Sunday, August 25, 2013

50th Anniversary of the Freedom March on Washington

Here's the way these things start:   An idea, a quote, a phrase from a song (last week), a sermon, a comment from someone who gave no thought to the possibility that their words could end up as the source for this column. 

Week before last, I was talking to a friend about his new job.   He was excited about the possibilities but expressed disappointment that he had to go out of town to find this job, that maybe job opportunities here weren't as good as they should be because of the color of his skin. 
My first thought was "in Blount County?"  Surely we are beyond prejudices and allowing race determine opportunity here.   Surely.

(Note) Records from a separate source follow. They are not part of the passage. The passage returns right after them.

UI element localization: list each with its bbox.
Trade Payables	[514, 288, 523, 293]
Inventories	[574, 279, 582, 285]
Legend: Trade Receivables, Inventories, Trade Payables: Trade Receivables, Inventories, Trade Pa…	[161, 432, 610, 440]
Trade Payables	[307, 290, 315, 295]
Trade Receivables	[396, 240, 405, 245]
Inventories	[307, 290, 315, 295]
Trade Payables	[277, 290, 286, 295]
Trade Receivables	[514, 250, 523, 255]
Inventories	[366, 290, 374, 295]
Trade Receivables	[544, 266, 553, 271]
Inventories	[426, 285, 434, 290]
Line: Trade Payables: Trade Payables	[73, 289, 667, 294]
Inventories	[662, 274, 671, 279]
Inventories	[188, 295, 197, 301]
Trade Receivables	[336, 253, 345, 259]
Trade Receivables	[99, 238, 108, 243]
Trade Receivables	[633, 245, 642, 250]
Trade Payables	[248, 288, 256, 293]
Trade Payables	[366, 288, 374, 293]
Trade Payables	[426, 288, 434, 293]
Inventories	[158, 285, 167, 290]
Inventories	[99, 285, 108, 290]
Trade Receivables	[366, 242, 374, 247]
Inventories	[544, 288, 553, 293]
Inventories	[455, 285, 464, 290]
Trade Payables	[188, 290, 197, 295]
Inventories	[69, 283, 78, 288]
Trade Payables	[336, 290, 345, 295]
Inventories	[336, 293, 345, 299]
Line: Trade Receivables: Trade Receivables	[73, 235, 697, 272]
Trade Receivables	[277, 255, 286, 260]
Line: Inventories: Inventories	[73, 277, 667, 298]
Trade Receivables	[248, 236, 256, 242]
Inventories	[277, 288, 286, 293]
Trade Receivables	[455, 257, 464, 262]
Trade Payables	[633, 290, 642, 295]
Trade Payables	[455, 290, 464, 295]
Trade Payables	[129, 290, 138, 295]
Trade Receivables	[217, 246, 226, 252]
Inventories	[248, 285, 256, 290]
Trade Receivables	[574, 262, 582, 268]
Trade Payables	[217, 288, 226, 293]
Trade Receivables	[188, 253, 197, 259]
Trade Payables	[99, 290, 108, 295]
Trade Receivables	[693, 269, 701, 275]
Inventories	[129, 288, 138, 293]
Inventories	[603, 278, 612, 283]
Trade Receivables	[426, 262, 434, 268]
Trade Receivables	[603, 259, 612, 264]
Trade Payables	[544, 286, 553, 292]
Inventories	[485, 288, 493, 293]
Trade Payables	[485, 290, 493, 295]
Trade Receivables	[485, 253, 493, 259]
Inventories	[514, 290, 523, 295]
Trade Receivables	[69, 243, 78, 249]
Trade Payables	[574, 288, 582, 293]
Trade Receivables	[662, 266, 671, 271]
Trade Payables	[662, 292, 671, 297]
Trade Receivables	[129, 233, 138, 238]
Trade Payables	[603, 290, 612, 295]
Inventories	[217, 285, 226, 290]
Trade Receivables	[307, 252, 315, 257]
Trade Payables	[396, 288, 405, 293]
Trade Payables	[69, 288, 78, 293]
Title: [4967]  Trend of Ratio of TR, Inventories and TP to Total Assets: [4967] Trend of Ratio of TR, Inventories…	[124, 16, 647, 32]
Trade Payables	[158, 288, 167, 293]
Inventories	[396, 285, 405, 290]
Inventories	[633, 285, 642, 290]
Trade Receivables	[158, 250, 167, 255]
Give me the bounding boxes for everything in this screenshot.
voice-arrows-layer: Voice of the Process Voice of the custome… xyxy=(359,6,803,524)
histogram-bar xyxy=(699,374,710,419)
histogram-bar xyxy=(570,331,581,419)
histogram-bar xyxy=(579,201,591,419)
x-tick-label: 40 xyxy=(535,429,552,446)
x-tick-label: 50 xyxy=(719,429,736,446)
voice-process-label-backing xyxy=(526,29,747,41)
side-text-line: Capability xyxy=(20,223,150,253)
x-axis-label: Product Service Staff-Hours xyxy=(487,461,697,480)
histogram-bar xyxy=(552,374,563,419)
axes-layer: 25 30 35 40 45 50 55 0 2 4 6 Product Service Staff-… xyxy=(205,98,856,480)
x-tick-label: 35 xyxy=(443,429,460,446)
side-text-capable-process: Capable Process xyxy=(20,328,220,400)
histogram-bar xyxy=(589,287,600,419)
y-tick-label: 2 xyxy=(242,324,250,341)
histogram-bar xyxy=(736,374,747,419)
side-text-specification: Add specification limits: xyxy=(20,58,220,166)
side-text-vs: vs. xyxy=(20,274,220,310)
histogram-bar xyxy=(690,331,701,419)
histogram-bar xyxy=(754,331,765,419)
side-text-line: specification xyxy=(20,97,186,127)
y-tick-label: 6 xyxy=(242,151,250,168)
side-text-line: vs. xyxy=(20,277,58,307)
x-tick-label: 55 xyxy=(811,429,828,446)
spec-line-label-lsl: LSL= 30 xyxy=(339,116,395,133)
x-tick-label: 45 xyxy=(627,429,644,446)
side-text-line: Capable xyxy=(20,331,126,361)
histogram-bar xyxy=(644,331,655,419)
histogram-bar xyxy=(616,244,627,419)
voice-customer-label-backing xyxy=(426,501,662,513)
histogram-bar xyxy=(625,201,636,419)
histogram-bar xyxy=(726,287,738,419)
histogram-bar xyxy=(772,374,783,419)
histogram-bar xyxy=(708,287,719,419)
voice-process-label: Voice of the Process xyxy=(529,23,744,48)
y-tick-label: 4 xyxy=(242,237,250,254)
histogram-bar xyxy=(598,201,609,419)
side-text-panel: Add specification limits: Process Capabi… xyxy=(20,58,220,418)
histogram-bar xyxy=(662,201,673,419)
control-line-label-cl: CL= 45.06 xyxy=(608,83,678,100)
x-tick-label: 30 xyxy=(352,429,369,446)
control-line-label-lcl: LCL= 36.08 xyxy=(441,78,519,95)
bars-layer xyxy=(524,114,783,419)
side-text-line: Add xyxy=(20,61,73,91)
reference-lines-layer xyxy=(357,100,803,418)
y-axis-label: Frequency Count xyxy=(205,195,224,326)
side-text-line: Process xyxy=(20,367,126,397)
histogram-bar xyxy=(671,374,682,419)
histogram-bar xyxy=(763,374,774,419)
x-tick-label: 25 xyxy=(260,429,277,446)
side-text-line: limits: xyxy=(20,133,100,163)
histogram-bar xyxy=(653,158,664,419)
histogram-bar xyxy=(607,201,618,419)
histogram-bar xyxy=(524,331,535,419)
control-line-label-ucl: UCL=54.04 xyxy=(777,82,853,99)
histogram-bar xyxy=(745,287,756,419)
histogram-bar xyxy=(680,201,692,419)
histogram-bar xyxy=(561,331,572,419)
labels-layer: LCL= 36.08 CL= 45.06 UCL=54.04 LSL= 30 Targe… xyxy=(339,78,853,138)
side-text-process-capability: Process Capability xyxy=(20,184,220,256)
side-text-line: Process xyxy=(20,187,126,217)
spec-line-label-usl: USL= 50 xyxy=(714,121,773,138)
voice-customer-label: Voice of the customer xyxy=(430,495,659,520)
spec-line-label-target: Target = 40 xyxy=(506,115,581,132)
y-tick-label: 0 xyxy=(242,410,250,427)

But I know this guy and I trust him and he is in a position to see that side of us all and maybe he really has experienced all this.   Even in 2013 with the White House occupied by a mixed race individual.
Tuesday is the 50th anniversary of the March on Washington for Jobs and Freedom, which featured Martin Luther King, Jr's "I Have a Dream" speech.   

So last Sunday morning, I was thinking about a column about race relations and persistent prejudice even in a place like Maryville, Tennessee.   But I wasn't sure where it would go.  It was just some random group of thoughts running around inside my head, not knowing where to land but knowing that this was a topic that could generate some measure of controversy.
And then my wife and I go out for a movie that she and I both wanted to see, "Lee Daniels' The Butler."

Oh, my.   It's about Cecil Gaines, a butler in the White House that served 8 Presidents, from Eisenhower to Reagan.   Along the way, he faces trials and tribulations that most of us can't even imagine. 
Although based on a real person, the movie folks took a lot of liberties with the story.  Still it is historically accurate, from the post-Reconstruction south to the civil rights movement to Obama in the White House.  

The movie is now on my short list of favorites but at the same time be warned:  It can be deeply disturbing.  It commands us to face the dark side of race relations and it doesn't take much to see the prejudice in the world not just to the black man but to the red man and the yellow man and to everything in between. 
Prejudice in sports.  Prejudice in the work place.  Prejudice where we think there is none. 

Go back 50 years, when I was but a boy and we did have "separate facilities" for blacks and whites.  From Martin Luther King, Junior's speech on that day in Washington, DC:
"I have a dream that one day this nation will rise up and live out the true meaning of its creed  'we hold these truths to be self-evident that all men are created equal....'"

"I have a dream that my four little children will one day live in a nation where they will not be judged by the color of their skin but by the content of their character."